Well that’s good to have—that’s really good to have.
Yeah and that person gets a lot of work and he actually sits right next to my desk and he’s constantly coming out and going, “What is up with people? I can’t get all this work done.” So they’ve been very, very busy. Two of the production techs are editors as well and they also do an awful lot of work. [Timestamp: 9:3]

So you’re shooting in the field with HD, but you’re airing it in standard def?
We’re airing it in standard def and the studios are still standard def as well so that’s one of the things the county is very concerned about. They’ve talked a lot about it over the years. We were at a meeting a couple of years ago where they were talking to the Comcast guys and they said, “What about carrying us in HD?” and the Comcast guys didn’t blink an eye. They said, “We’re more than willing to carry you in HD, but you’ve got to understand our contract with the county says that you could carry it on the lowest available tier, and if we move you to HD you won’t be available to everybody—you would actually be a premium service.” [Timestamp: 10:07]

Yeah.
So down the road, everybody expects that’s going to happen and we’re working our way toward that end point and it’s just primarily funding at this point is the only thing keeping us standard def anywhere. [Timestamp: 10:21]

So after shooting and editing, you’re exporting you’re QuickTime files and rerendering that for air?
Yes, and one of the things about this place is kind of a wild west in that people can do whatever they want as long as we get a copy of what they’ve shot and produced, and it’s up to them how they do it, but our personal recommendation has been that if you’re using the field cameras you shoot it in HD, you edit it in HD, you finalize it in HD. That gives you an HD output and an HD master and then you take it back in the final cut and dump it out as a DV for airing or for distribution. So it gives you two copies and then you can do what you want with it. [Timestamp: 11:02]

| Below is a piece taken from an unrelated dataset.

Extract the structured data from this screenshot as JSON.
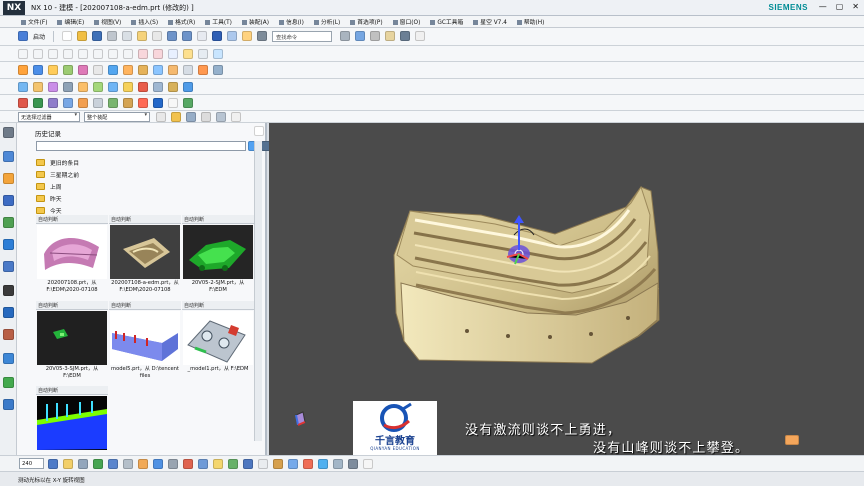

OK you’re shooting out there in the field. I guess you’re taking the UXT version of the cameras out there for field work?
Yeah, the professional guys all have the UXT’s with the SxS card adapters on the back. We don’t have any SxS cards yet. We weren’t able to afford them when we purchased the cameras, but eventually, hopefully within this coming year within the next few months, we’ll be getting some of those because we really want people to be recording to the primary SDHC card but also backing up to the SxS card. [Timestamp: 11:31]

And they’re out there mainly shooting single camera stuff, bringing that in and editing and pretty much single producers?
Well they got a couple inhouse producers; they don’t have a ton, and those people tend to stay pretty busy and they do a variety of things. We do have a production system, which is a VT4 or a Tricaster—I guess Tricaster’s the newer version. But that’s a big system take out, but that is a five-camera location multi-switched unit, and they’ll do that for different events. That’s how they cover a lot of the jazz festivals is to take that out and shoot with that, and they typically wouldn’t use the HD cameras for that right now we’re looking at a product from DataVideo that is a smaller more compact unit. It’s more limited, but it’s basically a studio in a briefcase and it will do HD, has built in com system, and built in audio mixer for up to four cameras—four channels I think all around. So if we can get one of those that would help a lot with the system moving on. [Timestamp: 12:30]

Alright, well it sounds like you’ve got a pretty good handle on your upgrades with the new JVC cameras. That’s certainly a good start—PEG stations have to do what they can with what they’ve got and maximize resources all through the production chain. I’m really glad to have you here for Part 1 and in Part 2 I want to talk about your master control and automation and how you do audio and video switching and other things but I appreciate your being here for the first part of this thing.
Alright Bennett. Thank you very much.